Zoals u in de Assuranceles leerde, zijn er verscheidene manieren om een zitting van Assurance in werking te stellen. Aangezien u Adobe Experience Platform Debugger hebt geopend met een Edge Trace-sessie die is gestart vanaf de laatste oefening, raden we u aan om Assurance te openen via Foutopsporing:
Voer in de “Web SDK Tutorial 3” Assurance-sessie “hitdebugger” de zoekbalk voor gebeurtenissen in om de resultaten naar de door Adobe Analytics Post verwerkte gegevens te filteren.
Validatie van Experience Cloud-id
Als u wilt valideren dat Adobe Analytics de ECID vastlegt, selecteert u een baken en opent u de Payload. De leverancier voor dit baken moet com.adobe.analytics.hitdebugger zijn
Blader vervolgens omlaag naar mcvisId om te controleren of de ECID correct is vastgelegd
Validatie van weergaven van inhoudspagina
Met hetzelfde baken valideert u of de weergaven van de inhoudspagina zijn toegewezen aan de juiste Adobe Analytics-variabele.
Omlaag schuiven naar pageName om te controleren of de Page Name
correct is vastgelegd
Validatie van productreeks- en e-commercegebeurtenissen
Volg dezelfde validatiegebruikscase die bij het valideren met de bovenstaande Experience Platform-foutopsporing wordt gebruikt, en ga verder met het gebruik van hetzelfde baken om de instructies Ecommerce Events
en Product String
te valideren.
- Zoeken naar lading waar de events
prodView
bevat
{de bevestiging van het Koord van het 0} Product met Assurance - Schuif omlaag naar product-string om de
Product String
te valideren.- Noteer
Product SKU
enMerchandizing eVar1
.
- Noteer
- Schuif verder omlaag en valideer dat
prop1
, dat u hebt geconfigureerd met de verwerkingsregels in de vorige sectie, de eigenschapProduct SKU
bevat
Ga door met het valideren van uw implementatie door de gebeurtenissen voor winkelwagentjes, kassa's en aankopen te controleren.

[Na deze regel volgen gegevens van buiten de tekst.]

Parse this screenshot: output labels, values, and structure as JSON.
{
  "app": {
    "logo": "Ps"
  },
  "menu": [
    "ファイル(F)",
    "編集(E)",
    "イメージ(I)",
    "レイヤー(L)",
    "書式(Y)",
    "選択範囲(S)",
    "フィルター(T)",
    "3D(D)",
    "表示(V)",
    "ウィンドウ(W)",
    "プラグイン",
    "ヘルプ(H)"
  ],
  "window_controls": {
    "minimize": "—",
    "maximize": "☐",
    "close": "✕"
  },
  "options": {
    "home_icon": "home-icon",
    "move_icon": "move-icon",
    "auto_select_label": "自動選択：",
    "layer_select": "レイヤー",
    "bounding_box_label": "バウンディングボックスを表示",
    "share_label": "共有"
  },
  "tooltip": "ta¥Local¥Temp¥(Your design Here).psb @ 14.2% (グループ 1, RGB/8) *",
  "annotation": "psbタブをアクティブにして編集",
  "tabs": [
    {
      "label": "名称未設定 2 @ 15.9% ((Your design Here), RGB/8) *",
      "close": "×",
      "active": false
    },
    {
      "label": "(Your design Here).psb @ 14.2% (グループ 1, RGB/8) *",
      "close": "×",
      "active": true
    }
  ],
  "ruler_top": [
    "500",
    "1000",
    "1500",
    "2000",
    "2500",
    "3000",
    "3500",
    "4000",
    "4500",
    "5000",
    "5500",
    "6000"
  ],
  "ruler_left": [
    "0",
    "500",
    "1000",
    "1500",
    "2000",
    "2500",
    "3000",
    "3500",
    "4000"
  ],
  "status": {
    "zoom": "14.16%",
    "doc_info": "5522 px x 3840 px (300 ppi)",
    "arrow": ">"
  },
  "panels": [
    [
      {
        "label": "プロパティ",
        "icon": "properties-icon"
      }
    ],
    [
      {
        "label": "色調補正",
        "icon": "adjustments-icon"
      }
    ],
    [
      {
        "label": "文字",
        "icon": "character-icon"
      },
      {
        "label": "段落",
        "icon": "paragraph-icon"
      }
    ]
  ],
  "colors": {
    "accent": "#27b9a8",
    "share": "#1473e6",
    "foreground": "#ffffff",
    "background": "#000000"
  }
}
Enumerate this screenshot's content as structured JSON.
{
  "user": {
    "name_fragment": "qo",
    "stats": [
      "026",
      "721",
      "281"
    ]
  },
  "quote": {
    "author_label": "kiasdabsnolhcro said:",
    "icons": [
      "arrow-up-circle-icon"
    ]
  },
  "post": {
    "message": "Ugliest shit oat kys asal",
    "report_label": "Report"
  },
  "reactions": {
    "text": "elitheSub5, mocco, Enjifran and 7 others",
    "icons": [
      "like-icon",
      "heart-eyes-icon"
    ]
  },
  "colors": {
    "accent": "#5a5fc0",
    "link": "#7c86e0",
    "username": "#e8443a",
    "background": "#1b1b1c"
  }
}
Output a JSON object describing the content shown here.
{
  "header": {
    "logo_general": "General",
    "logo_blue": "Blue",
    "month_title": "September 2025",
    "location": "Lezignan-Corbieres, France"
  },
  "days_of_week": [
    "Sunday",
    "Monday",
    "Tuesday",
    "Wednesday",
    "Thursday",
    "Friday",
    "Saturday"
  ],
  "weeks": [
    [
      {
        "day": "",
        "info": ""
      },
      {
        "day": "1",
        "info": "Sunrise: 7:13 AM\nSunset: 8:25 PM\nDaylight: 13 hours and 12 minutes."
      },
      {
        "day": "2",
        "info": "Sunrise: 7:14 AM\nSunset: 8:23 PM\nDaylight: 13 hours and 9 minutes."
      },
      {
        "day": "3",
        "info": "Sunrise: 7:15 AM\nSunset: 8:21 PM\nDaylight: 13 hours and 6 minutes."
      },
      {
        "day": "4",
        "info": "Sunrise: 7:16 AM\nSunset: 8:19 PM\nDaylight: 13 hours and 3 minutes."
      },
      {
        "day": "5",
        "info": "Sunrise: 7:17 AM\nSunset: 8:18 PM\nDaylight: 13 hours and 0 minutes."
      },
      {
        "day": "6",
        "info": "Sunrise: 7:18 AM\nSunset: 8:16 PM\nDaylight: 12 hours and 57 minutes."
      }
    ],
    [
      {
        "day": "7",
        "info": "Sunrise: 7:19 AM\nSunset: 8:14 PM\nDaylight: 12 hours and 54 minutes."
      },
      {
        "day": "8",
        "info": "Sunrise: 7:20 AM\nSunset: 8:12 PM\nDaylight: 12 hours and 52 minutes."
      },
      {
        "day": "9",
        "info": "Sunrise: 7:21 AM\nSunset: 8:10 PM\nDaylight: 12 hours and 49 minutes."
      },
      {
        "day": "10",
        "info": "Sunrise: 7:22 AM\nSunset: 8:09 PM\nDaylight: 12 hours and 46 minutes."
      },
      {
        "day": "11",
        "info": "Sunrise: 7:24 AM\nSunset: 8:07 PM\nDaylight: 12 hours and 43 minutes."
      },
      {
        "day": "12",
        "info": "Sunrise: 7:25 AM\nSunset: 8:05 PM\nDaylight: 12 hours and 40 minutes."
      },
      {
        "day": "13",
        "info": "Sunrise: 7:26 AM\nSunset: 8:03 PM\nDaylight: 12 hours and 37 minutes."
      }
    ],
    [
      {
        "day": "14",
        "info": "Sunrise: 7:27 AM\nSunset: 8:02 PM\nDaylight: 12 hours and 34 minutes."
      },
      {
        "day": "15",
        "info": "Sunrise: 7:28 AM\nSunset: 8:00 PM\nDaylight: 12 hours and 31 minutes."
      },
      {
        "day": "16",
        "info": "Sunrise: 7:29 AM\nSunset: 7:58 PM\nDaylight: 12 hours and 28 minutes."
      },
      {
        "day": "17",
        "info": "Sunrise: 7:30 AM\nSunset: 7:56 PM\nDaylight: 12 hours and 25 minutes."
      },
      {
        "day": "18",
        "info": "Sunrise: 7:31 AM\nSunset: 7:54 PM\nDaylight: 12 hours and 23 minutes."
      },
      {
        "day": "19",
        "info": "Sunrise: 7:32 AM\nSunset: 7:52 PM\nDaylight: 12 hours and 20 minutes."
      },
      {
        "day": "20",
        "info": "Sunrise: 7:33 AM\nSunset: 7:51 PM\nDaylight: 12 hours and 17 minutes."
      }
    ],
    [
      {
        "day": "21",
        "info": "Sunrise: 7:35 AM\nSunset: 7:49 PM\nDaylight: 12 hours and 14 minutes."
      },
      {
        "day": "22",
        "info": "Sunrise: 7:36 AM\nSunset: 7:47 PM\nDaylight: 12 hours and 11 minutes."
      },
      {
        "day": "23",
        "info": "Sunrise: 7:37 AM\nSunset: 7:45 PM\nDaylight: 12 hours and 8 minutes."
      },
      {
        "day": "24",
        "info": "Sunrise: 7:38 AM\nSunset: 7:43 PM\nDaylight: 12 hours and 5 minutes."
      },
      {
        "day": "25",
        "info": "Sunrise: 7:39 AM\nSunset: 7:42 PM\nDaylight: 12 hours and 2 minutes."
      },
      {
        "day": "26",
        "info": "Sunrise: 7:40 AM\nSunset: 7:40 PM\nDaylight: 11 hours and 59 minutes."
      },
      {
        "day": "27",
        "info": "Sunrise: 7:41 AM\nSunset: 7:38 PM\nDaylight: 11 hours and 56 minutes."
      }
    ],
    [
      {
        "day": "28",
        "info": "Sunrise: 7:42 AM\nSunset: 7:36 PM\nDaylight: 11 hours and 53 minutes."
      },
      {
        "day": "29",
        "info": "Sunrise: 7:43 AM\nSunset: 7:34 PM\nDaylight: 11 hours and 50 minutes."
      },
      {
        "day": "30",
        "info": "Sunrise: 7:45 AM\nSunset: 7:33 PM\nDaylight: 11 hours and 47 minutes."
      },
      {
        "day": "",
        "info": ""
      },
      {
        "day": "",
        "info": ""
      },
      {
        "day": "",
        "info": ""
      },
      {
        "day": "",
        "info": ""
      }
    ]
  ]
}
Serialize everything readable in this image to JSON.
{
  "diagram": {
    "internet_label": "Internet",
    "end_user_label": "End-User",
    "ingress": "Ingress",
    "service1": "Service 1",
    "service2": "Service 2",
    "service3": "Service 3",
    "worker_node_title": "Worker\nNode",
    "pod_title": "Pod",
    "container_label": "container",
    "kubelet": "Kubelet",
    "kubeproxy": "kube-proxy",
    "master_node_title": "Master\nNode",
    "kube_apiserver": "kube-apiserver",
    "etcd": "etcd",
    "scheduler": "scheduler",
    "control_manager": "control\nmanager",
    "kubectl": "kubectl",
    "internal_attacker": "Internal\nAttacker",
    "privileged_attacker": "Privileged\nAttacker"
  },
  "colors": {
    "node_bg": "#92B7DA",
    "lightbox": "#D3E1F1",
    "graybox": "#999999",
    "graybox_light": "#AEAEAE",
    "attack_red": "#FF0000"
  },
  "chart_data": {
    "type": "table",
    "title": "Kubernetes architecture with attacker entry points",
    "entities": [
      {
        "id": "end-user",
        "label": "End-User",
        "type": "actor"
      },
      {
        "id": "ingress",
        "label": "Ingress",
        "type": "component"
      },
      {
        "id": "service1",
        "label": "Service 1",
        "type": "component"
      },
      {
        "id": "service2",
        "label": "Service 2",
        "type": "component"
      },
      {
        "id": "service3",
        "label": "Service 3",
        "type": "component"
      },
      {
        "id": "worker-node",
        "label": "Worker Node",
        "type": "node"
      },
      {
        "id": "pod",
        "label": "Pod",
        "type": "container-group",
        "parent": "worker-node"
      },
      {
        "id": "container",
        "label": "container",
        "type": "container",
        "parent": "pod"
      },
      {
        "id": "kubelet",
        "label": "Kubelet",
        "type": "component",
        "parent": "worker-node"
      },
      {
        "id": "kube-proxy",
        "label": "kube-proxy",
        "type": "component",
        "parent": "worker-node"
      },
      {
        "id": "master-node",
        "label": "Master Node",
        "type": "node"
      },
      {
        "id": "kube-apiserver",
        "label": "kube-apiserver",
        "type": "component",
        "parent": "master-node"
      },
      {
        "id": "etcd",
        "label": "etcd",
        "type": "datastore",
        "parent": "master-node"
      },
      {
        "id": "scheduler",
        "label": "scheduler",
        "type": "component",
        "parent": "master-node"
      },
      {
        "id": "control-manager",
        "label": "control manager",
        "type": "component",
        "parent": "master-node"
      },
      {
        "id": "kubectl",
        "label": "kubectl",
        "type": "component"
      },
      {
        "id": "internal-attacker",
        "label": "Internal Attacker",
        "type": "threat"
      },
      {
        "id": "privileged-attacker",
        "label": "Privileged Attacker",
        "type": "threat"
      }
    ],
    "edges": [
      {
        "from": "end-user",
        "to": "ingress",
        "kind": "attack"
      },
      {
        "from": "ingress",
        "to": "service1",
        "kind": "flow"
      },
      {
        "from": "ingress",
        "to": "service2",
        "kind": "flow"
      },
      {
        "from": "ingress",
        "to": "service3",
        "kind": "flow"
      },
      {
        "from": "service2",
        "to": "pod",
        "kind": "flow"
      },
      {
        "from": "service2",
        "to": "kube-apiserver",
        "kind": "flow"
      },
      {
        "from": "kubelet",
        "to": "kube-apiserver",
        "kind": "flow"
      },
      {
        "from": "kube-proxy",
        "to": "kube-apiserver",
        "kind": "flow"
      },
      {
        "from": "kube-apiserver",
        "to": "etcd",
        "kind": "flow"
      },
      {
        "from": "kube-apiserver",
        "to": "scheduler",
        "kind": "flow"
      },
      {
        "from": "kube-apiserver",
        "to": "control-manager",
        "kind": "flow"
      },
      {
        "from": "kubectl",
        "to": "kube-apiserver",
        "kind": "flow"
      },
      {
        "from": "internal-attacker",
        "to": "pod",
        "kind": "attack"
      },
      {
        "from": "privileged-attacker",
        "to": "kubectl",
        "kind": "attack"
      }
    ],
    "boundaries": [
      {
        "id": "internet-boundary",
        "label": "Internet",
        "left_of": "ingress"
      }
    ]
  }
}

- Zoek naar lading waar events bevat
scView
en bevestigt het productkoord.
{de bevestiging van het Koord van het 0} Product met Assurance - Zoek naar lading waar events bevat
scCheckout
en bevestigt het productkoord.
{de bevestiging van het Koord van het 0} Product met Assurance - Zoeken naar lading waar de events
purchase
bevat
{de bevestiging van het Koord van het 0} Product met Assurance - Wanneer u de
purchase
-gebeurtenis valideert, moet deProduct String
deProduct SKU
,Product Quantity
enProduct Total Price
bevatten. - Voor de
purchase
validate bovendien ofpurchase-id
and/orpurchaseId
is ingesteld
Gefeliciteerd! Je hebt het gedaan! Dit is het einde van de les en nu bent u klaar om Adobe Analytics met Platform Web SDK te implementeren voor uw eigen website.